Schrijvers, aldus Jozef Stalin, zijn “de ingenieurs van de menselijke ziel.” Vandaar dat hij ze zo vreesde. Tijdens de Grote Zuivering van 1936-1939 kwamen zo’n 1500 auteurs om het leven, onder wie Boris Piljnak, die de publicatie in het westen van zijn novelle Roodhout met een nekschot moest bekopen, en Osip Mandelstam – hij had Stalin vereeuwigd als “zijn vingers zijn dik als wormen zo vet / En onder zijn woorden wordt alles geplet.” Dat Pasternak de terreur van de jaren dertig overleefde, mag een wonder heten.

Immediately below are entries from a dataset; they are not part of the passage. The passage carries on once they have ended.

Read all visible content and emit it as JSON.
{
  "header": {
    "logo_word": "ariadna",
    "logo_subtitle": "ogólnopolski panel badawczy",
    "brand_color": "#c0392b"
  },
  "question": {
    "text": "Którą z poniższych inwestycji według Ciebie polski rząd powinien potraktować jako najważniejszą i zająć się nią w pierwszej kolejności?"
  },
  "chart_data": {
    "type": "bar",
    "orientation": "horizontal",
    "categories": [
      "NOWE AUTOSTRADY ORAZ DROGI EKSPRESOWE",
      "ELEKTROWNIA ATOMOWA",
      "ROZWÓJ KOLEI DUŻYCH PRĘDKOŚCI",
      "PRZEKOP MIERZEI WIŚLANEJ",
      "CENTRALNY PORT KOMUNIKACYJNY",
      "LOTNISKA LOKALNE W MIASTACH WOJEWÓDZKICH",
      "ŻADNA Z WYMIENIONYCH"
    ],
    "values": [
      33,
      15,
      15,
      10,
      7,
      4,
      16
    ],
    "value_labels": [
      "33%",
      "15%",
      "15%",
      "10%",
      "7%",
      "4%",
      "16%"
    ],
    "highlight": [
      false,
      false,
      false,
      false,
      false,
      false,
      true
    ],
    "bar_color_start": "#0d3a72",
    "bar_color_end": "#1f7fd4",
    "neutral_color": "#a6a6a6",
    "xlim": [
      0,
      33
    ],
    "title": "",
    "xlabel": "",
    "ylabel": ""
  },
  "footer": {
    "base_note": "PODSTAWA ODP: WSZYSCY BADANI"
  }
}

Hij zette zich openlijk in voor Mandelstam en weigerde mee te doen aan de publieke lastercampagnes waarmee collega-schrijvers aan de schandpaal werden genageld. Hij deelde Stalin mee dat hij was opgegroeid met “Tolstojaanse overtuigingen”. Die hielden onder andere in dat “ik niet heb overwogen dat ik het recht heb om te oordelen over leven en dood van anderen.” Volgens Stalin liep Pasternak met zijn hoofd in de wolken. Hij liet de nar met rust.
Vanwege de Grote Zuivering had Pasternak iedere illusie over de zegeningen van de Oktoberrevolutie verloren. Hij had ooit de lof van Stalin gezongen, maar legde Joeri Zjivago, de hoofdfiguur van zijn epos, nu heel andere woorden in de mond. “Ten eerste kan ik niet meer in vuur en vlam raken van een algehele vervolmaking zoals die sinds oktober worden uitgedragen, en ten tweede is dit alles nog ver verwijderd van de dag van verwezenlijking terwijl er toch al zeeën van bloed zijn vergoten ter wille van al deze frasen. Het doel rechtvaardigt de middelen niet. En ten derde, en dat is wel het belangrijkste, verlies ik de macht over mijzelf en word ik wanhopig als ik hoor over de omvorming van het leven.” Pasternak schreef de meest controversiële passage van Dokter Zjivago op het papier van Titsian Tabidze, een Georgische dichter die in 1937 om het leven werd gebracht. Pasternak had het papier, een kleinood tijdens de naoorlogse schaarste, van de weduwe gekregen. Hij las het manuscript voor aan een groep van vertrouwelingen, onder wie de pianist Svjatovslav Richter en zijn eega Nina Dorliak. Niettemin wist de geheime dienst te infiltreren. Kaartvriend Joeri Krotkov was, behalve toneelschrijver, ook KGB-agent. In 1952 werd Pasternak door een hartaanval getroffen, volgens hem “een ziekte van onze tijd.” Joeri Zjivago: “Zonder kwade gevolgen voor je gezondheid is het onmogelijk je dag in, dag uit een tegenstander te verklaren van datgene wat je voelt, datgene te verdedigen waar je niet van houdt, om je te verheugen in iets wat je ongeluk brengt.” Een gemangeld hart gaat ten gronde.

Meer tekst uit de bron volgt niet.